I think that the first is all finite sequences of natural numbers, while the second is all infinite sequences of natural numbers. However I'm not sure how to draw the tree for $ω^{<ω}$, nor can I visualize what is meant by a branch of $ω^{<ω}$ represents an element of $ω^{ω}$. If possible perhaps an explanation of concatenations and restrictions that usually appear with these terms. Any help is appreciated, a visual approach especially.

Answer 1

Yes. $\omega^{<\omega}$ is the set of all finite sequences of natural numbers, and $\omega^\omega$ is the set of all infinite sequences.

How to visualize it is easy. You have a root, the empty sequence, then each point has countably many immediate successors, which are indexed by the natural numbers.

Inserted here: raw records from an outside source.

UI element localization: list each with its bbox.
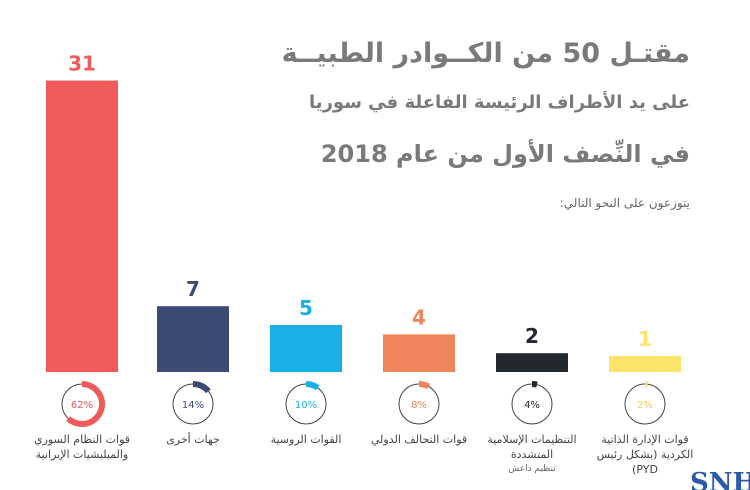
percent-label: 10% bbox=[295, 400, 317, 411]
percent-arc bbox=[418, 381, 431, 390]
category-label: قوات الإدارة الذاتية الكردية (بشكل رئيس … bbox=[585, 432, 705, 477]
percent-arc bbox=[305, 381, 320, 391]
intro: يتوزعون على النحو التالي: bbox=[559, 196, 690, 210]
category-label: قوات التحالف الدولي bbox=[359, 432, 479, 447]
category-text: قوات الإدارة الذاتية الكردية (بشكل رئيس … bbox=[596, 433, 694, 476]
percent-label: 14% bbox=[182, 400, 204, 411]
bar-value-label: 31 bbox=[68, 52, 96, 76]
bar-value-label: 5 bbox=[299, 296, 313, 320]
title: مقتـل 50 من الكــوادر الطبيــة bbox=[281, 38, 690, 69]
category-note: تنظيم داعش bbox=[508, 464, 556, 474]
percent-arc bbox=[531, 381, 538, 388]
bar bbox=[496, 353, 568, 372]
subtitle: على يد الأطراف الرئيسة الفاعلة في سوريا bbox=[309, 92, 690, 113]
category-label: التنظيمات الإسلامية المتشددة تنظيم داعش bbox=[472, 432, 592, 477]
period: في النِّصف الأول من عام 2018 bbox=[320, 140, 690, 168]
percent-arc bbox=[192, 381, 211, 394]
bar bbox=[383, 334, 455, 372]
category-text: قوات التحالف الدولي bbox=[370, 433, 468, 446]
bar bbox=[609, 356, 681, 372]
snhr-logo: SNH bbox=[690, 468, 750, 490]
percent-label: 8% bbox=[411, 400, 427, 411]
percent-label: 4% bbox=[524, 400, 540, 411]
bar-value-label: 4 bbox=[412, 305, 426, 329]
category-text: التنظيمات الإسلامية المتشددة bbox=[487, 433, 577, 461]
percent-label: 62% bbox=[71, 400, 93, 411]
bar bbox=[46, 80, 118, 372]
bar-value-label: 2 bbox=[525, 324, 539, 348]
category-text: قوات النظام السوري والميليشيات الإيرانية bbox=[33, 433, 131, 461]
bar bbox=[157, 306, 229, 372]
category-label: جهات أخرى bbox=[133, 432, 253, 447]
bar-value-label: 7 bbox=[186, 277, 200, 301]
percent-arc bbox=[66, 381, 105, 427]
category-label: قوات النظام السوري والميليشيات الإيرانية bbox=[22, 432, 142, 462]
category-text: القوات الروسية bbox=[270, 433, 342, 446]
bar bbox=[270, 325, 342, 372]
percent-label: 2% bbox=[637, 400, 653, 411]
category-label: القوات الروسية bbox=[246, 432, 366, 447]
bar-value-label: 1 bbox=[638, 327, 652, 351]
category-text: جهات أخرى bbox=[166, 433, 220, 446]
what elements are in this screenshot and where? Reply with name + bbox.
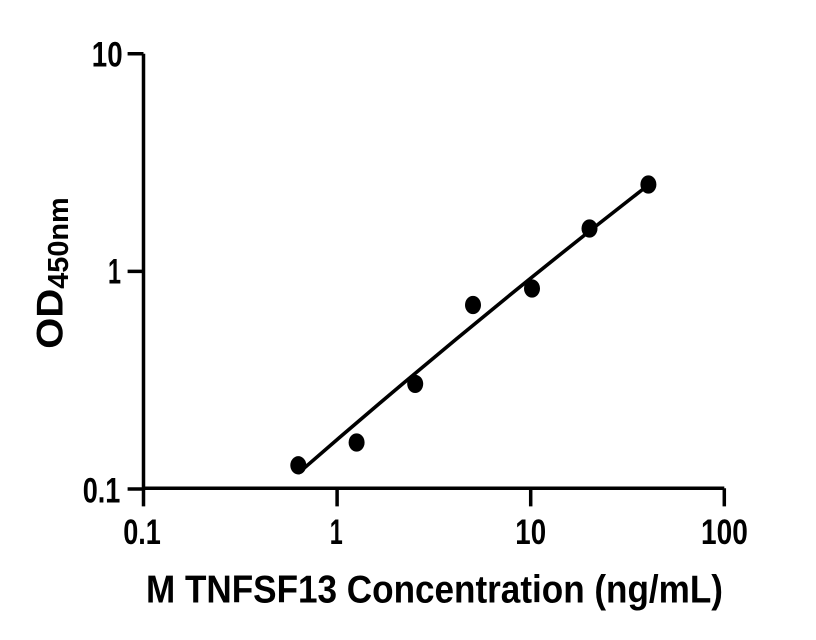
svg-text:1: 1 bbox=[330, 513, 343, 552]
svg-text:0.1: 0.1 bbox=[123, 513, 161, 552]
svg-text:1: 1 bbox=[108, 253, 121, 292]
svg-text:10: 10 bbox=[515, 513, 546, 552]
svg-text:10: 10 bbox=[92, 36, 123, 75]
svg-text:M TNFSF13 Concentration (ng/mL: M TNFSF13 Concentration (ng/mL) bbox=[146, 569, 723, 612]
svg-text:OD: OD bbox=[30, 289, 71, 349]
svg-text:450nm: 450nm bbox=[43, 197, 75, 289]
svg-text:0.1: 0.1 bbox=[83, 472, 121, 511]
svg-text:100: 100 bbox=[701, 513, 748, 552]
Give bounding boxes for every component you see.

Now, a branch in this tree is a maximal chain, which means it is a sequence of functions $\{f_n\mid \operatorname{dom}(f_n)=n\}$ such that for $n<m$, $f_n\subseteq f_m$. If we take the union of this branch, we have a function $f\colon\omega\to\omega$ such that $f_n=f\restriction n$.

Answer 2

You are correct, $\omega^{<\omega}$ is the set of finite sequences of naturals, and $\omega^\omega$ is the set of infinite sequences. $\omega^{<\omega}$ is a tree under the order $\sigma \leq \tau$ iff $\sigma$ is an initial segment of $\tau$. This makes the empty sequence the root of the tree. Then you have $(0),(1),(2),\ldots$ as the level one elements, then above $(n)$ you have $(n,0),(n,1),\ldots$.

The picture is $\epsilon$ at the top, with countably many children, each of these children has countably many children, and so on.

A branch of this tree is a maximal linearly ordered subset. So, you contain a sequence of every length $n$, and each of these are $\leq$ comparable. So, then we associate with this branch the sequence with $n$th element the $n$th entry of any sufficiently long sequence in the branch.